Bhutanese refugees in India eager for resettlement in US

From correspondents in Kathmandu, Nepal, 12:33 PM IST

The US government's offer to resettle Bhutanese refugees languishing in Nepal for nearly two decades has triggered eagerness among their peers in India to start a new life on American soil.

According to the US State Department, nearly 15,000-30,000 Bhutanese refugees have been living in India since the 1990s when Bhutanese citizens of Nepali origin were forced to flee their homes following the Druk government's crackdown on ethnic communities.

While the nearly 106,000 Bhutanese living in Nepal have been given refugee status by the Nepal government and now have received an offer by Washington to resettle in the US, their counterparts in India are worse off.

Many of those refugees in India were among the poorest in Bhutan and did not have the resources to make it to the refugee camps in Nepal administered by the UN High Commissioner for Refugees with donations from the international community.

'All of them live on the margins of society, without citizenship and with no legal status in India,' says a report issued by the Human Rights Watch (HRW) last week.

Officials of the NGO, who visited India in November to compile the report, 'Last Hope: The need for durable solutions for Bhutanese refugees in Nepal and India', say the refugees in India told them they were as much in need of a 'durable solution' as those in Nepal.

'I have heard about the US proposal,' one of them told HRW. 'If they (refugees in Nepal) go, why not us? We were evicted from the same villages, for the same reason.'

Another refugee lamented that the community in India was ignored by the donors.
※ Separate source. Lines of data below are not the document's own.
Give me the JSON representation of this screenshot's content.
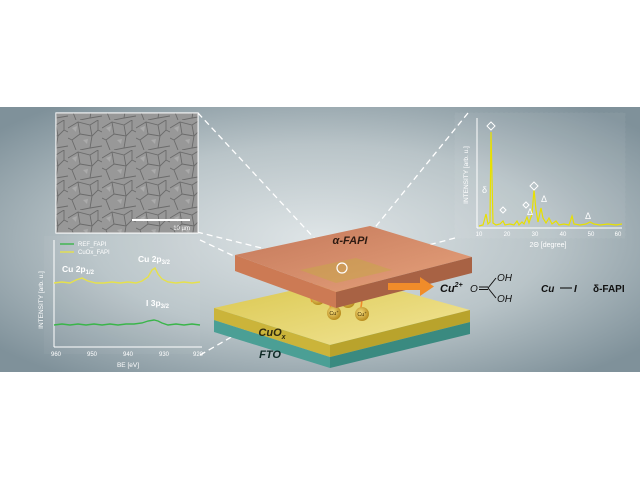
{
  "sem_panel": {
    "scale_label": "10 µm"
  },
  "xps_panel": {
    "legend": [
      "REF_FAPI",
      "CuOx_FAPI"
    ],
    "y_label": "INTENSITY [arb. u.]",
    "x_label": "BE [eV]",
    "x_ticks": [
      "960",
      "950",
      "940",
      "930",
      "920"
    ],
    "peak_cu_2p12": {
      "main": "Cu 2p",
      "sub": "1/2"
    },
    "peak_cu_2p32": {
      "main": "Cu 2p",
      "sub": "3/2"
    },
    "peak_i_3p32": {
      "main": "I 3p",
      "sub": "3/2"
    }
  },
  "xrd_panel": {
    "y_label": "INTENSITY [arb. u.]",
    "x_label": "2Θ [degree]",
    "x_ticks": [
      "10",
      "20",
      "30",
      "40",
      "50",
      "60"
    ],
    "delta_symbol": "δ",
    "triangle_symbol": "Δ"
  },
  "stack": {
    "top_layer": "α-FAPI",
    "mid_layer": {
      "main": "CuO",
      "sub": "x"
    },
    "bottom_layer": "FTO",
    "ion_label": "Cu",
    "ion_sup": "+"
  },
  "chemistry": {
    "cu2_main": "Cu",
    "cu2_sup": "2+",
    "acid_O": "O",
    "acid_OH1": "OH",
    "acid_OH2": "OH",
    "cu_i_cu": "Cu",
    "cu_i_i": "I",
    "product": "δ-FAPI"
  },
  "colors": {
    "background_center": "#d4dbdd",
    "background_edge": "#8798a0",
    "perovskite": "#d9906a",
    "cuox": "#e9db6d",
    "fto": "#63b6ac",
    "arrow": "#f08c2a",
    "ref_line": "#3ab54a",
    "cuox_line": "#e6e14c",
    "xrd_line": "#e8e000"
  }
}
'Whenever people from the international refugee organisations come, they go to the camps (in Nepal),' the Bhutanese living in India told HRW.
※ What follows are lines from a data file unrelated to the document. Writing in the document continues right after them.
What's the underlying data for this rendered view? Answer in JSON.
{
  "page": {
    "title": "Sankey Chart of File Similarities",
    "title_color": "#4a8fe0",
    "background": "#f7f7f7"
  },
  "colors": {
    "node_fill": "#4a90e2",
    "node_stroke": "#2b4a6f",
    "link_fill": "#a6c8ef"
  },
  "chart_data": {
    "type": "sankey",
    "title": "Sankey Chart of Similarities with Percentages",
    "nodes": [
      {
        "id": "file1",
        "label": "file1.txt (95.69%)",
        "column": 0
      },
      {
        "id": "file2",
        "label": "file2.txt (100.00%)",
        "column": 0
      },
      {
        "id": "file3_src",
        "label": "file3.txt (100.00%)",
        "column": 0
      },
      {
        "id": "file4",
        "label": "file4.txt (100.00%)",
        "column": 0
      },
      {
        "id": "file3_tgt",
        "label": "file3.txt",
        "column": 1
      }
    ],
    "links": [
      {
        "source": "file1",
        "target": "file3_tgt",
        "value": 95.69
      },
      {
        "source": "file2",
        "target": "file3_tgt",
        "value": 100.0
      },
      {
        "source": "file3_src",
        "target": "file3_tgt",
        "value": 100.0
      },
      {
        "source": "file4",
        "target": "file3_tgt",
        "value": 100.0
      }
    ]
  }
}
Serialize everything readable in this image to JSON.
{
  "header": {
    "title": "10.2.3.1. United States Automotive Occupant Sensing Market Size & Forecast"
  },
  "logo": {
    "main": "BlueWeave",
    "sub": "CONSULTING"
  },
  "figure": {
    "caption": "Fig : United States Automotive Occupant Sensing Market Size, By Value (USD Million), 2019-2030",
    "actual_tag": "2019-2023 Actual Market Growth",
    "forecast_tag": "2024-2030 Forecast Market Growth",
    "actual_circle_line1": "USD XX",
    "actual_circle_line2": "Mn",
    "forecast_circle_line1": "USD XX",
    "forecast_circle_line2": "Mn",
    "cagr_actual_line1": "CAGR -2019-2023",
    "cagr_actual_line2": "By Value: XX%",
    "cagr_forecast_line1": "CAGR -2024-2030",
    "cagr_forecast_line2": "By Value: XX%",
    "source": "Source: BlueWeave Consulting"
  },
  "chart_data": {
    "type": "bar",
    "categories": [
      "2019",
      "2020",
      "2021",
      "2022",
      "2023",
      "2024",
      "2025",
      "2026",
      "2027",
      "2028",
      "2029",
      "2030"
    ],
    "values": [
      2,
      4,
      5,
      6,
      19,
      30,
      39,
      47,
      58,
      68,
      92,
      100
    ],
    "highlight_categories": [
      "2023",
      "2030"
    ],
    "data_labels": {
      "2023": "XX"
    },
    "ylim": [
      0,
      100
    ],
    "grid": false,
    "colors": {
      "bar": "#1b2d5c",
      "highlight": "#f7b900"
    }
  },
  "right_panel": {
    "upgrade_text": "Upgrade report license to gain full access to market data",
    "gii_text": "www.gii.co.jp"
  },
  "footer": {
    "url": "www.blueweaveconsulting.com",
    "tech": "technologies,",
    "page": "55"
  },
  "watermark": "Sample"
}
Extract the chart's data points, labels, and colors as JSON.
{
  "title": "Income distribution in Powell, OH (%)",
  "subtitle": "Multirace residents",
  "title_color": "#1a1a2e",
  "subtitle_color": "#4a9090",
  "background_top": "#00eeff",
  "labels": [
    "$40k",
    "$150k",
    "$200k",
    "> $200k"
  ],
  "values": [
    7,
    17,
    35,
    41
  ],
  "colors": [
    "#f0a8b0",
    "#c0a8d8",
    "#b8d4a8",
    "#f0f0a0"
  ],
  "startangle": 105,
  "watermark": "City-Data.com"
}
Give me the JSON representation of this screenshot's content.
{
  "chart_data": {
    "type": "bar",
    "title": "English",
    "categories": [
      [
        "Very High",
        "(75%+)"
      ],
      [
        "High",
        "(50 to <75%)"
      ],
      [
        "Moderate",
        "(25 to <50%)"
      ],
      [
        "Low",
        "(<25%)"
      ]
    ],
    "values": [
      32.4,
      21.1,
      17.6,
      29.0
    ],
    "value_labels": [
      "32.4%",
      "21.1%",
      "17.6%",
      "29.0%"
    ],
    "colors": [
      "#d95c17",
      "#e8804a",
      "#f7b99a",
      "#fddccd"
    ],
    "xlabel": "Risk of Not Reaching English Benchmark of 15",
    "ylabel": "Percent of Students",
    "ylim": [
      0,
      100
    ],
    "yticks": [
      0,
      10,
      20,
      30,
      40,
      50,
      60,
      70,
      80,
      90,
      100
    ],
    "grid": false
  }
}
'Of course there are many more refugees there, but we are forced to live here and can go nowhere. We are trapped.'

HRW is urging the Indian government to provide a durable solution for the distressed community.
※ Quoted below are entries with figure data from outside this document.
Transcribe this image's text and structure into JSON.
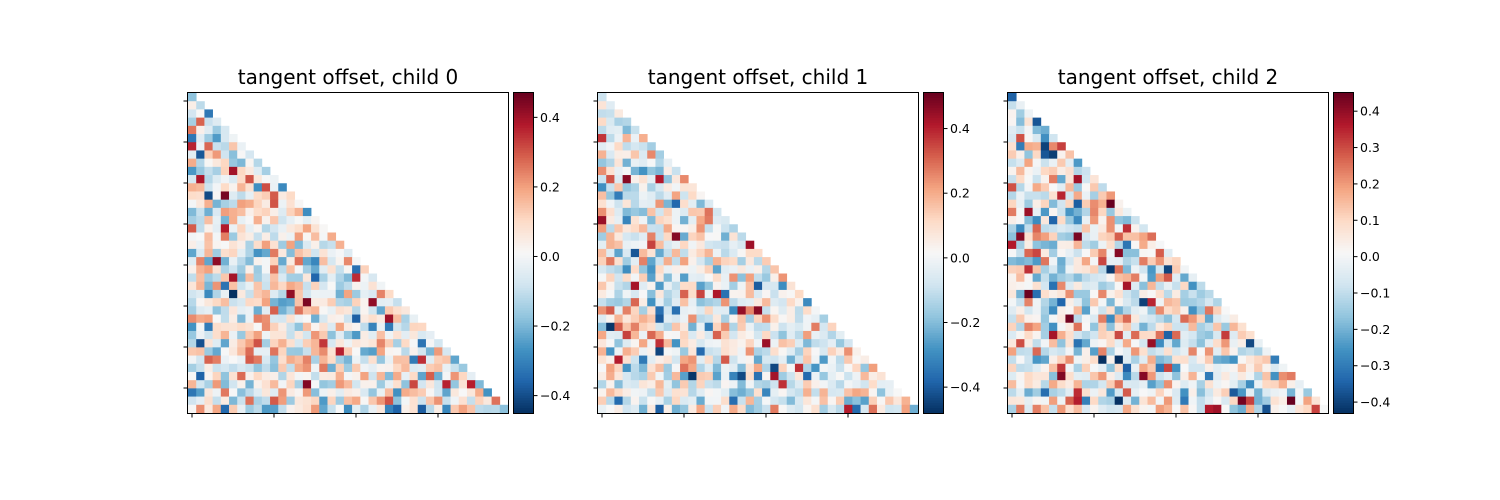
{
  "colormap": {
    "name": "RdBu_r",
    "stops": [
      "#053061",
      "#2166ac",
      "#4393c3",
      "#92c5de",
      "#d1e5f0",
      "#f7f7f7",
      "#fddbc7",
      "#f4a582",
      "#d6604d",
      "#b2182b",
      "#67001f"
    ]
  },
  "chart_data": [
    {
      "type": "heatmap",
      "title": "tangent offset, child 0",
      "matrix": "lower-triangular",
      "rows": 39,
      "cols": 39,
      "vmin": -0.45,
      "vmax": 0.47,
      "colorbar_ticks": [
        0.4,
        0.2,
        0.0,
        -0.2,
        -0.4
      ],
      "colorbar_tick_labels": [
        "0.4",
        "0.2",
        "0.0",
        "−0.2",
        "−0.4"
      ],
      "seed": 11
    },
    {
      "type": "heatmap",
      "title": "tangent offset, child 1",
      "matrix": "lower-triangular",
      "rows": 39,
      "cols": 39,
      "vmin": -0.48,
      "vmax": 0.51,
      "colorbar_ticks": [
        0.4,
        0.2,
        0.0,
        -0.2,
        -0.4
      ],
      "colorbar_tick_labels": [
        "0.4",
        "0.2",
        "0.0",
        "−0.2",
        "−0.4"
      ],
      "seed": 23
    },
    {
      "type": "heatmap",
      "title": "tangent offset, child 2",
      "matrix": "lower-triangular",
      "rows": 39,
      "cols": 39,
      "vmin": -0.43,
      "vmax": 0.45,
      "colorbar_ticks": [
        0.4,
        0.3,
        0.2,
        0.1,
        0.0,
        -0.1,
        -0.2,
        -0.3,
        -0.4
      ],
      "colorbar_tick_labels": [
        "0.4",
        "0.3",
        "0.2",
        "0.1",
        "0.0",
        "−0.1",
        "−0.2",
        "−0.3",
        "−0.4"
      ],
      "seed": 37
    }
  ]
}
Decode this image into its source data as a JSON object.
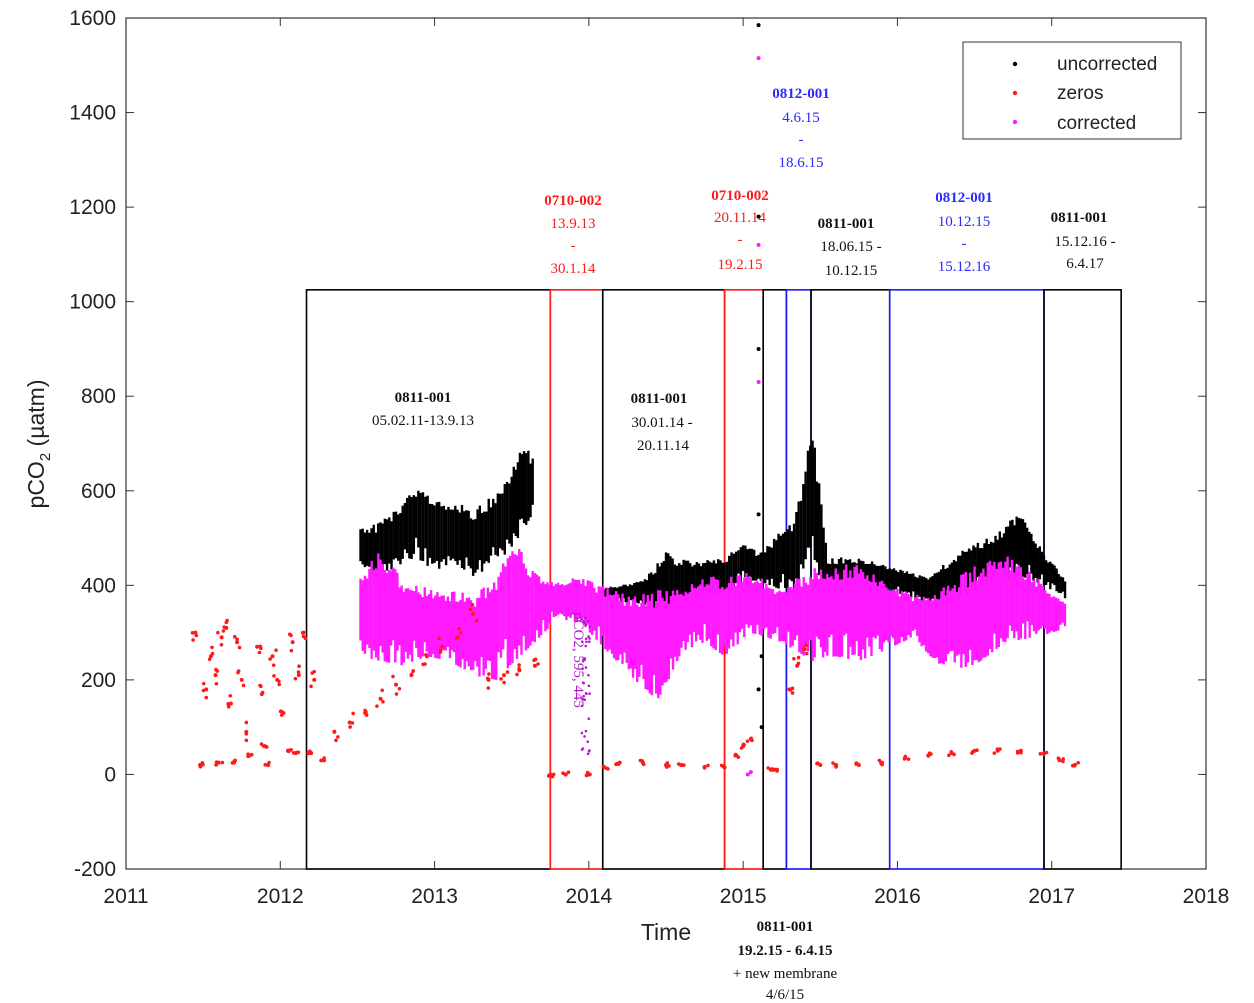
{
  "chart_data": {
    "type": "scatter",
    "xlabel": "Time",
    "ylabel": "pCO2 (µatm)",
    "xlim": [
      2011,
      2018
    ],
    "ylim": [
      -200,
      1600
    ],
    "x_ticks": [
      "2011",
      "2012",
      "2013",
      "2014",
      "2015",
      "2016",
      "2017",
      "2018"
    ],
    "y_ticks": [
      "-200",
      "0",
      "200",
      "400",
      "600",
      "800",
      "1000",
      "1200",
      "1400",
      "1600"
    ],
    "grid": false,
    "legend_position": "top-right",
    "colors": {
      "uncorrected": "#000000",
      "zeros": "#ff1a1a",
      "corrected": "#ff1aff",
      "black_box": "#000000",
      "red_box": "#ff1a1a",
      "blue_box": "#1a1aff",
      "purple_text": "#b01ad0"
    },
    "series": [
      {
        "name": "uncorrected",
        "color": "#000000",
        "envelope": [
          {
            "x": 2012.52,
            "low": 450,
            "high": 520
          },
          {
            "x": 2012.62,
            "low": 410,
            "high": 530
          },
          {
            "x": 2012.75,
            "low": 440,
            "high": 560
          },
          {
            "x": 2012.88,
            "low": 460,
            "high": 610
          },
          {
            "x": 2013.0,
            "low": 430,
            "high": 590
          },
          {
            "x": 2013.12,
            "low": 450,
            "high": 580
          },
          {
            "x": 2013.25,
            "low": 420,
            "high": 560
          },
          {
            "x": 2013.38,
            "low": 440,
            "high": 590
          },
          {
            "x": 2013.5,
            "low": 480,
            "high": 640
          },
          {
            "x": 2013.58,
            "low": 520,
            "high": 710
          },
          {
            "x": 2013.65,
            "low": 560,
            "high": 660
          },
          {
            "x": 2014.1,
            "low": 370,
            "high": 395
          },
          {
            "x": 2014.35,
            "low": 360,
            "high": 410
          },
          {
            "x": 2014.5,
            "low": 330,
            "high": 470
          },
          {
            "x": 2014.7,
            "low": 360,
            "high": 450
          },
          {
            "x": 2014.88,
            "low": 380,
            "high": 460
          },
          {
            "x": 2015.0,
            "low": 410,
            "high": 490
          },
          {
            "x": 2015.1,
            "low": 410,
            "high": 470
          },
          {
            "x": 2015.33,
            "low": 380,
            "high": 540
          },
          {
            "x": 2015.45,
            "low": 450,
            "high": 740
          },
          {
            "x": 2015.55,
            "low": 360,
            "high": 460
          },
          {
            "x": 2015.75,
            "low": 380,
            "high": 460
          },
          {
            "x": 2015.95,
            "low": 390,
            "high": 440
          },
          {
            "x": 2016.2,
            "low": 360,
            "high": 420
          },
          {
            "x": 2016.45,
            "low": 380,
            "high": 480
          },
          {
            "x": 2016.65,
            "low": 400,
            "high": 510
          },
          {
            "x": 2016.8,
            "low": 420,
            "high": 560
          },
          {
            "x": 2016.95,
            "low": 400,
            "high": 470
          },
          {
            "x": 2017.1,
            "low": 370,
            "high": 410
          }
        ]
      },
      {
        "name": "zeros",
        "color": "#ff1a1a",
        "points": [
          [
            2011.45,
            300
          ],
          [
            2011.48,
            20
          ],
          [
            2011.52,
            180
          ],
          [
            2011.55,
            250
          ],
          [
            2011.58,
            210
          ],
          [
            2011.6,
            25
          ],
          [
            2011.62,
            290
          ],
          [
            2011.65,
            310
          ],
          [
            2011.68,
            150
          ],
          [
            2011.7,
            25
          ],
          [
            2011.72,
            280
          ],
          [
            2011.75,
            200
          ],
          [
            2011.78,
            90
          ],
          [
            2011.8,
            40
          ],
          [
            2011.85,
            270
          ],
          [
            2011.88,
            170
          ],
          [
            2011.9,
            60
          ],
          [
            2011.92,
            20
          ],
          [
            2011.95,
            250
          ],
          [
            2011.98,
            200
          ],
          [
            2012.02,
            130
          ],
          [
            2012.05,
            50
          ],
          [
            2012.08,
            280
          ],
          [
            2012.1,
            45
          ],
          [
            2012.12,
            210
          ],
          [
            2012.15,
            300
          ],
          [
            2012.2,
            45
          ],
          [
            2012.22,
            200
          ],
          [
            2012.28,
            30
          ],
          [
            2012.35,
            90
          ],
          [
            2012.45,
            110
          ],
          [
            2012.55,
            130
          ],
          [
            2012.65,
            160
          ],
          [
            2012.75,
            190
          ],
          [
            2012.85,
            210
          ],
          [
            2012.95,
            250
          ],
          [
            2013.05,
            270
          ],
          [
            2013.15,
            290
          ],
          [
            2013.25,
            340
          ],
          [
            2013.35,
            200
          ],
          [
            2013.45,
            210
          ],
          [
            2013.55,
            220
          ],
          [
            2013.65,
            230
          ],
          [
            2013.75,
            0
          ],
          [
            2013.85,
            0
          ],
          [
            2014.0,
            0
          ],
          [
            2014.1,
            15
          ],
          [
            2014.2,
            25
          ],
          [
            2014.35,
            25
          ],
          [
            2014.5,
            20
          ],
          [
            2014.6,
            20
          ],
          [
            2014.75,
            15
          ],
          [
            2014.88,
            15
          ],
          [
            2014.95,
            40
          ],
          [
            2015.0,
            60
          ],
          [
            2015.05,
            75
          ],
          [
            2015.18,
            10
          ],
          [
            2015.22,
            10
          ],
          [
            2015.3,
            180
          ],
          [
            2015.35,
            230
          ],
          [
            2015.4,
            265
          ],
          [
            2015.5,
            20
          ],
          [
            2015.6,
            20
          ],
          [
            2015.75,
            20
          ],
          [
            2015.9,
            25
          ],
          [
            2016.05,
            35
          ],
          [
            2016.2,
            40
          ],
          [
            2016.35,
            45
          ],
          [
            2016.5,
            50
          ],
          [
            2016.65,
            50
          ],
          [
            2016.8,
            50
          ],
          [
            2016.95,
            45
          ],
          [
            2017.05,
            30
          ],
          [
            2017.15,
            20
          ]
        ]
      },
      {
        "name": "corrected",
        "color": "#ff1aff",
        "envelope": [
          {
            "x": 2012.52,
            "low": 250,
            "high": 430
          },
          {
            "x": 2012.65,
            "low": 240,
            "high": 480
          },
          {
            "x": 2012.8,
            "low": 230,
            "high": 410
          },
          {
            "x": 2012.95,
            "low": 250,
            "high": 400
          },
          {
            "x": 2013.1,
            "low": 240,
            "high": 390
          },
          {
            "x": 2013.25,
            "low": 210,
            "high": 380
          },
          {
            "x": 2013.4,
            "low": 200,
            "high": 420
          },
          {
            "x": 2013.52,
            "low": 240,
            "high": 500
          },
          {
            "x": 2013.65,
            "low": 280,
            "high": 430
          },
          {
            "x": 2013.8,
            "low": 330,
            "high": 410
          },
          {
            "x": 2013.95,
            "low": 320,
            "high": 420
          },
          {
            "x": 2014.15,
            "low": 250,
            "high": 390
          },
          {
            "x": 2014.3,
            "low": 200,
            "high": 380
          },
          {
            "x": 2014.45,
            "low": 150,
            "high": 390
          },
          {
            "x": 2014.6,
            "low": 260,
            "high": 400
          },
          {
            "x": 2014.75,
            "low": 280,
            "high": 420
          },
          {
            "x": 2014.88,
            "low": 250,
            "high": 420
          },
          {
            "x": 2015.05,
            "low": 300,
            "high": 430
          },
          {
            "x": 2015.25,
            "low": 280,
            "high": 390
          },
          {
            "x": 2015.45,
            "low": 240,
            "high": 440
          },
          {
            "x": 2015.6,
            "low": 250,
            "high": 440
          },
          {
            "x": 2015.75,
            "low": 240,
            "high": 450
          },
          {
            "x": 2015.9,
            "low": 260,
            "high": 420
          },
          {
            "x": 2016.1,
            "low": 290,
            "high": 380
          },
          {
            "x": 2016.3,
            "low": 220,
            "high": 400
          },
          {
            "x": 2016.5,
            "low": 230,
            "high": 440
          },
          {
            "x": 2016.7,
            "low": 280,
            "high": 470
          },
          {
            "x": 2016.9,
            "low": 290,
            "high": 420
          },
          {
            "x": 2017.1,
            "low": 310,
            "high": 360
          }
        ],
        "extra_points": [
          [
            2015.1,
            1515
          ],
          [
            2015.1,
            1120
          ],
          [
            2015.1,
            830
          ],
          [
            2015.03,
            0
          ],
          [
            2015.05,
            5
          ]
        ]
      }
    ],
    "outliers_uncorrected": [
      [
        2015.1,
        1585
      ],
      [
        2015.1,
        1180
      ],
      [
        2015.1,
        900
      ],
      [
        2015.1,
        550
      ],
      [
        2015.12,
        250
      ],
      [
        2015.1,
        180
      ],
      [
        2015.12,
        100
      ]
    ],
    "deployments": [
      {
        "x0": 2012.17,
        "x1": 2013.75,
        "color": "black",
        "id": "0811-001",
        "dates": "05.02.11-13.9.13"
      },
      {
        "x0": 2013.75,
        "x1": 2014.09,
        "color": "red",
        "id": "0710-002",
        "dates": "13.9.13 - 30.1.14"
      },
      {
        "x0": 2014.09,
        "x1": 2014.88,
        "color": "black",
        "id": "0811-001",
        "dates": "30.01.14 - 20.11.14"
      },
      {
        "x0": 2014.88,
        "x1": 2015.13,
        "color": "red",
        "id": "0710-002",
        "dates": "20.11.14 - 19.2.15"
      },
      {
        "x0": 2015.13,
        "x1": 2015.28,
        "color": "black",
        "id": "0811-001",
        "dates": "19.2.15 - 6.4.15"
      },
      {
        "x0": 2015.28,
        "x1": 2015.44,
        "color": "blue",
        "id": "0812-001",
        "dates": "4.6.15 - 18.6.15"
      },
      {
        "x0": 2015.44,
        "x1": 2015.95,
        "color": "black",
        "id": "0811-001",
        "dates": "18.06.15 - 10.12.15"
      },
      {
        "x0": 2015.95,
        "x1": 2016.95,
        "color": "blue",
        "id": "0812-001",
        "dates": "10.12.15 - 15.12.16"
      },
      {
        "x0": 2016.95,
        "x1": 2017.45,
        "color": "black",
        "id": "0811-001",
        "dates": "15.12.16 - 6.4.17"
      }
    ],
    "deployment_top": 1025,
    "deployment_bottom": -200
  },
  "axes": {
    "xlabel": "Time",
    "ylabel_main": "pCO",
    "ylabel_sub": "2",
    "ylabel_unit": " (µatm)"
  },
  "legend": {
    "items": [
      {
        "label": "uncorrected",
        "color": "#000000"
      },
      {
        "label": "zeros",
        "color": "#ff1a1a"
      },
      {
        "label": "corrected",
        "color": "#ff1aff"
      }
    ]
  },
  "annotations": {
    "a1": {
      "id": "0811-001",
      "line1": "05.02.11-13.9.13"
    },
    "a2": {
      "id": "0710-002",
      "line1": "13.9.13",
      "line2": "-",
      "line3": "30.1.14"
    },
    "a3": {
      "id": "0811-001",
      "line1": "30.01.14 -",
      "line2": "20.11.14"
    },
    "a4": {
      "id": "0710-002",
      "line1": "20.11.14",
      "line2": "-",
      "line3": "19.2.15"
    },
    "a5": {
      "id": "0812-001",
      "line1": "4.6.15",
      "line2": "-",
      "line3": "18.6.15"
    },
    "a6": {
      "id": "0811-001",
      "line1": "18.06.15 -",
      "line2": "10.12.15"
    },
    "a7": {
      "id": "0812-001",
      "line1": "10.12.15",
      "line2": "-",
      "line3": "15.12.16"
    },
    "a8": {
      "id": "0811-001",
      "line1": "15.12.16 -",
      "line2": "6.4.17"
    },
    "a9": {
      "id": "0811-001",
      "line1": "19.2.15 - 6.4.15",
      "line2": "+ new membrane",
      "line3": "4/6/15"
    },
    "vertical_text": "pCO2, 595, 445"
  }
}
It suggests that either their status be legalised in India or they be given the opportunity to acquire Indian citizenship. Else, they should be included in the resettlement efforts that have started for Bhutanese refugees in Nepal.

The Indian government has consistently refused to speak out on the refugee issue, calling it a bilateral matter between Nepal and Bhutan. But since India has considerable influence on the Bhutan government by virtue of being the kingdom's largest donor and trade partner, HRW has renewed the call by the international community for India to act as a mediator.

The group is also urging India to ask Bhutan to stop the discrimination against ethnic Bhutanese living in Bhutan and make it clear that further expulsion of citizens would be 'unacceptable'.